谢煊看着碗里的排骨,心中有些复杂,他想说自己口味早就变了,想说母妃死后他好多年不吃糖醋排骨。
可最后,他只是皱着眉吃下去。
咽下口中的食物,他语气依旧生硬,“说吧,到底是有什么事?”
他不信她是真的为了吃一顿饭。
谢如意轻轻叹气,放下筷子,眼神认真地看着谢煊:“二哥,我确实有件事需要你帮忙,和一桩旧案有关,我需要你的帮助。”
“我一个闲散王爷,能帮的上你什么事?”
“事关顾恩高升的那件案子,我想,你一定知道什么。”
谢煊微微一怔,心中警铃大作,他没想到谢如意会提起这个案子,方才消下去的怒气再次上涨。
“我说此案有冤情有用吗?死去的人能活过来吗?”
此案确有冤情!
“你说有,我就信。”谢如意目光锁住谢煊。
“二哥,死人固然不能复生,但若是让真相永远被掩埋,让真正的凶手逍遥法外,死人在九泉之下也会不得安宁。”
她问:“你不想还他一个清白吗?”
那个幕僚,那个让你不惜被百姓指责藏匿也要护着的幕僚,你不想让他干干净净的死去吗?
谢煊的手不自觉地攥紧酒杯,他想起那件案子里无辜死去的人,想起那人绝望的眼神,心中一阵刺痛。

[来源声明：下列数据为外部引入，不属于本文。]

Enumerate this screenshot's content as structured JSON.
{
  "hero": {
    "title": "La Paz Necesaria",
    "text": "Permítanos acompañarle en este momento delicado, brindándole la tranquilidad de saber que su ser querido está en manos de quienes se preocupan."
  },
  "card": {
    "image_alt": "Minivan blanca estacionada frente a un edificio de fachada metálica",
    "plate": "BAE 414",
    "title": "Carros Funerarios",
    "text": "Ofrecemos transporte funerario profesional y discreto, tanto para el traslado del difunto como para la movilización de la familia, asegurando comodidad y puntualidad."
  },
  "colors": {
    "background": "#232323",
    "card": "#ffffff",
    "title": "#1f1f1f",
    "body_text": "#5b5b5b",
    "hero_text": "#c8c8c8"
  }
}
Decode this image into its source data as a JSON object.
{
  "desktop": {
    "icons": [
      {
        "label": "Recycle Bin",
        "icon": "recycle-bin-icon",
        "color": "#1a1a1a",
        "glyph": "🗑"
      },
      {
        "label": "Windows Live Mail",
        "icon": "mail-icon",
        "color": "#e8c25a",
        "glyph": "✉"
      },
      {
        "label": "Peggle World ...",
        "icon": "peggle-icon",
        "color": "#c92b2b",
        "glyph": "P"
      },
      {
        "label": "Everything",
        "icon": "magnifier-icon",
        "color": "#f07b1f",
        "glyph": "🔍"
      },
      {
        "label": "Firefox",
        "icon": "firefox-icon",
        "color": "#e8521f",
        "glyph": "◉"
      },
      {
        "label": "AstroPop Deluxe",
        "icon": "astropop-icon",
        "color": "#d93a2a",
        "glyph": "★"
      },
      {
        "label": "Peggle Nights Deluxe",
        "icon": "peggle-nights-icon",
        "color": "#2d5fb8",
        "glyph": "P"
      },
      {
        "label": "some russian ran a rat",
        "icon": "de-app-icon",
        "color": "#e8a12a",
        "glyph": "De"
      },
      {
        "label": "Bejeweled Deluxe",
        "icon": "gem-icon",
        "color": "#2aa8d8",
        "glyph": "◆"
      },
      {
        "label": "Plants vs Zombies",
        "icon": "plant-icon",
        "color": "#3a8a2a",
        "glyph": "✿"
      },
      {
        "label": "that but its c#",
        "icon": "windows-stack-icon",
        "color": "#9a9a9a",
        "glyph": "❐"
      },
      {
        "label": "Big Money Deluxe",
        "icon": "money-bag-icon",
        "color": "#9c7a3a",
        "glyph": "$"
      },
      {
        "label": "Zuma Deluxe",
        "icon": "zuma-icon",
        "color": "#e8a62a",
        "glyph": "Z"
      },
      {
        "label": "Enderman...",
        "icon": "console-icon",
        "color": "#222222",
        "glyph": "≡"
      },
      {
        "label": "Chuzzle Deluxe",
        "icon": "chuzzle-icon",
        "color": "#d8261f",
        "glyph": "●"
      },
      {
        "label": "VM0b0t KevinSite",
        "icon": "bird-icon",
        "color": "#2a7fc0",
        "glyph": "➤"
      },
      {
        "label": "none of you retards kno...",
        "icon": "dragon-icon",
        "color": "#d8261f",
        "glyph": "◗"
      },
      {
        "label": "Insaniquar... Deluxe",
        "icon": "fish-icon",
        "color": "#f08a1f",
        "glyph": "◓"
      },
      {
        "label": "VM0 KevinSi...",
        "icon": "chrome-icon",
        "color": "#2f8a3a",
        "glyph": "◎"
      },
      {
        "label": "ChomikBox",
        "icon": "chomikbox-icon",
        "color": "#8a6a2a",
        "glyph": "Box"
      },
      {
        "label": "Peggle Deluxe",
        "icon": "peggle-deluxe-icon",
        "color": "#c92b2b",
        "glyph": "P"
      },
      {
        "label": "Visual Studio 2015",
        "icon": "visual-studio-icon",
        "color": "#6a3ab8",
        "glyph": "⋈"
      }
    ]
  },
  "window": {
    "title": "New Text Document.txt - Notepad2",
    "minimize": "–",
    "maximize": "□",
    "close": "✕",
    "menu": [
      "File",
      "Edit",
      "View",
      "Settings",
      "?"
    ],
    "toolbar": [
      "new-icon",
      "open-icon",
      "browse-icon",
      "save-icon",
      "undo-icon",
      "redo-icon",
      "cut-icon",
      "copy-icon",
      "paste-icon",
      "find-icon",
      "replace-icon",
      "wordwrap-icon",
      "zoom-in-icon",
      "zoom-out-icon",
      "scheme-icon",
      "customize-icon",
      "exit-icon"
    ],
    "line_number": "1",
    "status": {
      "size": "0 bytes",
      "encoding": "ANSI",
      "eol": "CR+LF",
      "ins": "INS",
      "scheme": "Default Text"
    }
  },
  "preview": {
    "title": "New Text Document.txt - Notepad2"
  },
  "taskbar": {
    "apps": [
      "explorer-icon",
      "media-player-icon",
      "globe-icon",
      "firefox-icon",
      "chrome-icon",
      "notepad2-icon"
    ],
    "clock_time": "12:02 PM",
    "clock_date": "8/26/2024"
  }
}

他何尝不想揭开案子的真相,为那些无辜的人讨回一个公道,可他做不到。
“案子是江怀瑾结的,顾恩高升是皇上御笔亲批,你以为你能改变什么?”
他闷闷的灌了口酒:“谢如意,临安的水比你想的深,钱知府势力庞大,说他是临安的土皇帝都可以,他背后你以为是谁在撑腰?”
“我今天跟你交个底,此次来临安,我的目的就是将这些人连根拔起。”
谢如意带着不容置疑的坚定,她为谢煊又斟满酒,给自己倒了杯茶,与谢煊的酒杯碰了碰。
“要么他们死,要么我死,我不会退缩。”
“你图什么?”
“我要说是为死去的人讨回公道,那太假了,我也没那么大爱。”谢如意抿了口茶润润嗓子。
“二哥,我的目的很简单,”她手指往上指,“拉下高位上的人,解我旧恨。”
谢煊看着她如此坚定的神情,心中有些动摇,“你和谢元之间是不是发生了什么?”